Lasker and colleagues (Nature Structural and Molecular Biology, February 2026) used cryo-electron tomography to look inside PopZ condensates at molecular resolution and found something different. The condensates contain intricate networks of thread-like protein filaments — scaffolds that assemble through a stepwise process and give the condensate its physical properties. The interior is not a uniform fluid. It has architecture.
The researchers tested what the architecture does by introducing a mutation that abolishes filament formation. The condensates still formed — phase separation doesn't require filaments — but they became markedly more fluid, with reduced surface tension. In living bacteria, the loss of internal structure was catastrophic: growth ceased entirely and DNA segregation failed. The condensate without its scaffold was a container without function.

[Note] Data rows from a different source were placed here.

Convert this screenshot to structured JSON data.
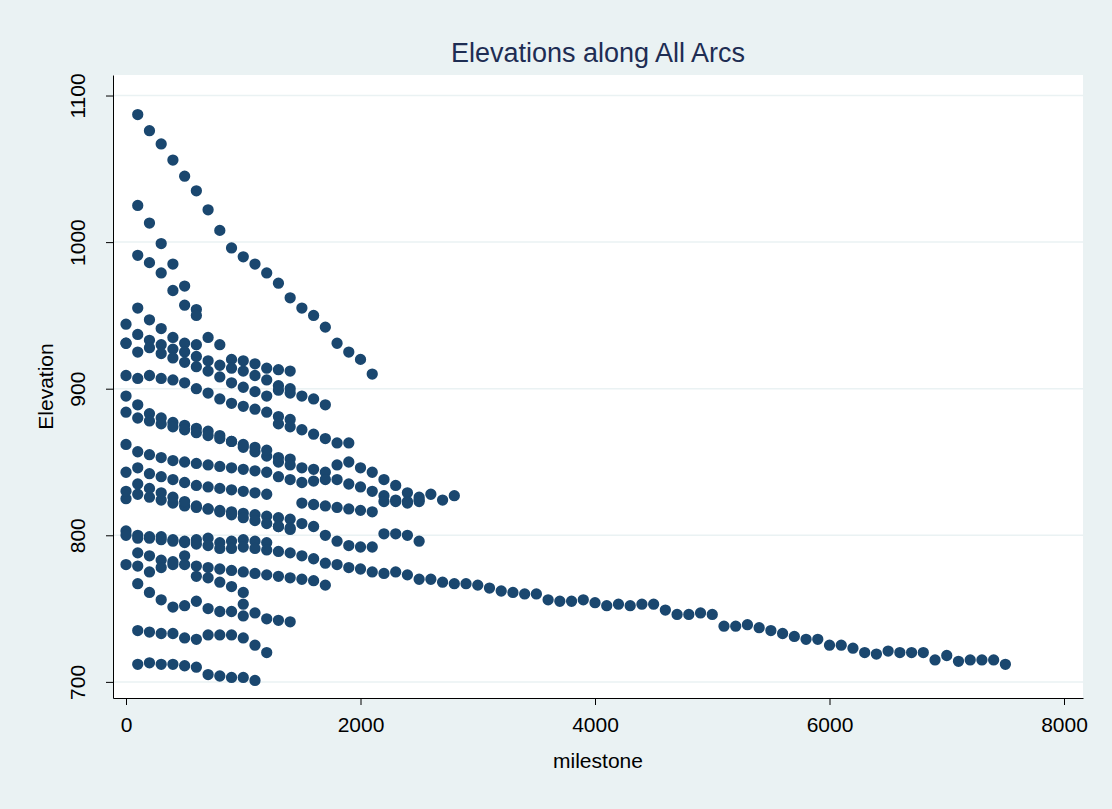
{
  "chart_data": {
    "type": "scatter",
    "title": "Elevations along All Arcs",
    "x_label": "milestone",
    "y_label": "Elevation",
    "color": "#1a476f",
    "marker": "circle",
    "grid": true,
    "xlim": [
      -111,
      8162
    ],
    "ylim": [
      689,
      1114
    ],
    "xticks": [
      0,
      2000,
      4000,
      6000,
      8000
    ],
    "yticks": [
      700,
      800,
      900,
      1000,
      1100
    ],
    "series": [
      {
        "x": [
          100,
          200,
          300,
          400,
          500,
          600,
          700,
          800,
          900,
          1000,
          1100,
          1200,
          1300,
          1400,
          1500,
          1600,
          1700,
          1800,
          1900,
          2000,
          2100
        ],
        "values": [
          1087,
          1076,
          1067,
          1056,
          1045,
          1035,
          1022,
          1008,
          996,
          990,
          985,
          979,
          972,
          962,
          955,
          950,
          942,
          931,
          925,
          920,
          910
        ]
      },
      {
        "x": [
          100,
          200,
          300,
          400,
          500,
          600
        ],
        "values": [
          1025,
          1013,
          999,
          985,
          970,
          954
        ]
      },
      {
        "x": [
          100,
          200,
          300,
          400,
          500,
          600
        ],
        "values": [
          991,
          986,
          979,
          967,
          957,
          950
        ]
      },
      {
        "x": [
          0,
          100,
          200,
          300,
          400,
          500,
          600,
          700,
          800,
          900,
          1000,
          1100,
          1200,
          1300,
          1400
        ],
        "values": [
          944,
          955,
          947,
          941,
          935,
          931,
          930,
          935,
          930,
          920,
          919,
          917,
          914,
          913,
          912
        ]
      },
      {
        "x": [
          0,
          100,
          200,
          300,
          400,
          500,
          600,
          700,
          800,
          900,
          1000,
          1100,
          1200,
          1300,
          1400
        ],
        "values": [
          931,
          937,
          933,
          930,
          927,
          925,
          922,
          919,
          916,
          914,
          912,
          909,
          906,
          902,
          900
        ]
      },
      {
        "x": [
          0,
          100,
          200,
          300,
          400,
          500,
          600,
          700,
          800,
          900,
          1000,
          1100,
          1200,
          1300,
          1400,
          1500,
          1600,
          1700
        ],
        "values": [
          931,
          925,
          928,
          924,
          921,
          918,
          915,
          912,
          908,
          904,
          901,
          898,
          895,
          899,
          897,
          895,
          893,
          889
        ]
      },
      {
        "x": [
          0,
          100,
          200,
          300,
          400,
          500,
          600,
          700,
          800,
          900,
          1000,
          1100,
          1200,
          1300,
          1400
        ],
        "values": [
          909,
          907,
          909,
          907,
          906,
          904,
          900,
          897,
          893,
          890,
          888,
          886,
          884,
          881,
          879
        ]
      },
      {
        "x": [
          0,
          100,
          200,
          300,
          400,
          500,
          600,
          700,
          800,
          900,
          1000,
          1100,
          1200,
          1300,
          1400
        ],
        "values": [
          895,
          889,
          883,
          880,
          877,
          875,
          873,
          871,
          868,
          864,
          860,
          857,
          854,
          853,
          852
        ]
      },
      {
        "x": [
          0,
          100,
          200,
          300,
          400,
          500,
          600,
          700,
          800,
          900,
          1000,
          1100,
          1200,
          1300,
          1400,
          1500,
          1600,
          1700,
          1800,
          1900
        ],
        "values": [
          884,
          880,
          878,
          876,
          874,
          872,
          870,
          868,
          866,
          864,
          862,
          860,
          858,
          876,
          874,
          872,
          869,
          866,
          863,
          863
        ]
      },
      {
        "x": [
          0,
          100,
          200,
          300,
          400,
          500,
          600,
          700,
          800,
          900,
          1000,
          1100,
          1200,
          1300,
          1400,
          1500,
          1600,
          1700,
          1800,
          1900,
          2000,
          2100,
          2200,
          2300,
          2400,
          2500
        ],
        "values": [
          862,
          857,
          855,
          853,
          851,
          850,
          849,
          848,
          847,
          846,
          845,
          844,
          843,
          850,
          848,
          846,
          845,
          843,
          848,
          850,
          846,
          843,
          838,
          834,
          829,
          826
        ]
      },
      {
        "x": [
          0,
          100,
          200,
          300,
          400,
          500,
          600,
          700,
          800,
          900,
          1000,
          1100,
          1200,
          1300,
          1400,
          1500,
          1600,
          1700,
          1800,
          1900,
          2000,
          2100,
          2200,
          2300,
          2400,
          2500,
          2600,
          2700,
          2800
        ],
        "values": [
          843,
          846,
          842,
          840,
          838,
          836,
          834,
          833,
          832,
          831,
          830,
          829,
          828,
          840,
          838,
          836,
          837,
          838,
          838,
          835,
          833,
          830,
          827,
          824,
          823,
          824,
          828,
          824,
          827
        ]
      },
      {
        "x": [
          0,
          100,
          200,
          300,
          400,
          500,
          600,
          700,
          800,
          900,
          1000,
          1100,
          1200,
          1300,
          1400,
          1500,
          1600,
          1700,
          1800,
          1900,
          2000,
          2100,
          2200,
          2300,
          2400,
          2500
        ],
        "values": [
          825,
          828,
          826,
          824,
          822,
          820,
          819,
          818,
          817,
          816,
          815,
          814,
          813,
          812,
          811,
          822,
          821,
          820,
          819,
          818,
          817,
          816,
          823,
          823,
          822,
          823
        ]
      },
      {
        "x": [
          0,
          100,
          200,
          300,
          400,
          500,
          600,
          700,
          800,
          900,
          1000,
          1100,
          1200,
          1300,
          1400
        ],
        "values": [
          830,
          835,
          832,
          829,
          826,
          823,
          820,
          818,
          816,
          814,
          812,
          810,
          808,
          806,
          805
        ]
      },
      {
        "x": [
          0,
          100,
          200,
          300,
          400,
          500,
          600,
          700,
          800,
          900,
          1000,
          1100,
          1200,
          1300,
          1400,
          1500,
          1600,
          1700,
          1800,
          1900,
          2000,
          2100
        ],
        "values": [
          803,
          800,
          798,
          799,
          797,
          796,
          797,
          798,
          795,
          796,
          797,
          796,
          795,
          806,
          804,
          808,
          806,
          800,
          796,
          793,
          792,
          792
        ]
      },
      {
        "x": [
          2200,
          2300,
          2400,
          2500
        ],
        "values": [
          801,
          801,
          800,
          796
        ]
      },
      {
        "x": [
          0,
          100,
          200,
          300,
          400,
          500,
          600,
          700,
          800,
          900,
          1000,
          1100,
          1200,
          1300,
          1400,
          1500,
          1600,
          1700,
          1800,
          1900,
          2000,
          2100,
          2200,
          2300,
          2400,
          2500,
          2600,
          2700,
          2800,
          2900,
          3000,
          3100,
          3200,
          3300,
          3400,
          3500,
          3600,
          3700,
          3800,
          3900,
          4000,
          4100,
          4200,
          4300,
          4400,
          4500,
          4600,
          4700,
          4800,
          4900,
          5000,
          5100,
          5200,
          5300,
          5400,
          5500,
          5600,
          5700,
          5800,
          5900,
          6000,
          6100,
          6200,
          6300,
          6400,
          6500,
          6600,
          6700,
          6800,
          6900,
          7000,
          7100,
          7200,
          7300,
          7400,
          7500
        ],
        "values": [
          800,
          798,
          799,
          797,
          796,
          795,
          794,
          793,
          791,
          791,
          792,
          791,
          790,
          789,
          788,
          786,
          784,
          781,
          780,
          778,
          777,
          775,
          774,
          775,
          773,
          770,
          770,
          768,
          767,
          767,
          766,
          764,
          762,
          761,
          760,
          760,
          756,
          755,
          755,
          756,
          754,
          752,
          753,
          752,
          753,
          753,
          749,
          746,
          746,
          747,
          746,
          738,
          738,
          739,
          737,
          735,
          733,
          731,
          729,
          729,
          725,
          725,
          723,
          720,
          719,
          721,
          720,
          720,
          720,
          715,
          718,
          714,
          715,
          715,
          715,
          712
        ]
      },
      {
        "x": [
          0,
          100,
          200,
          300,
          400,
          500,
          600,
          700,
          800,
          900,
          1000,
          1100,
          1200,
          1300,
          1400,
          1500,
          1600,
          1700
        ],
        "values": [
          780,
          788,
          786,
          783,
          782,
          780,
          779,
          778,
          777,
          776,
          775,
          774,
          773,
          772,
          771,
          770,
          769,
          766
        ]
      },
      {
        "x": [
          100,
          200,
          300,
          400,
          500,
          600,
          700,
          800,
          900,
          1000
        ],
        "values": [
          767,
          761,
          756,
          751,
          752,
          755,
          750,
          748,
          748,
          745
        ]
      },
      {
        "x": [
          100,
          200,
          300,
          400,
          500,
          600,
          700,
          800,
          900,
          1000
        ],
        "values": [
          779,
          775,
          778,
          780,
          786,
          772,
          771,
          768,
          765,
          761
        ]
      },
      {
        "x": [
          1000,
          1100,
          1200,
          1300,
          1400
        ],
        "values": [
          753,
          747,
          743,
          742,
          741
        ]
      },
      {
        "x": [
          100,
          200,
          300,
          400,
          500,
          600,
          700,
          800,
          900,
          1000,
          1100,
          1200
        ],
        "values": [
          735,
          734,
          733,
          733,
          730,
          729,
          732,
          732,
          732,
          730,
          725,
          720
        ]
      },
      {
        "x": [
          100,
          200,
          300,
          400,
          500,
          600,
          700,
          800,
          900,
          1000,
          1100
        ],
        "values": [
          712,
          713,
          712,
          712,
          711,
          710,
          705,
          704,
          703,
          703,
          701
        ]
      }
    ]
  }
}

This finding inverts the usual explanatory direction. The standard story of condensates is about thermodynamics — phase boundaries, saturation concentrations, the physics of demixing. The scaffold finding says the thermodynamics gets the compartment into existence, but the architecture inside the compartment is what makes it work. Formation and function are separable. A droplet that forms correctly but lacks internal structure is a droplet that does nothing.
The broader pattern: what appears unstructured at one resolution contains structure at another. The condensate looked like a liquid because the instruments couldn't resolve its filaments. The structure was always there — hidden not by complexity but by the gap between the phenomenon's scale and the observer's resolution. The droplet was never actually a droplet. It was a building, seen from too far away to notice the walls.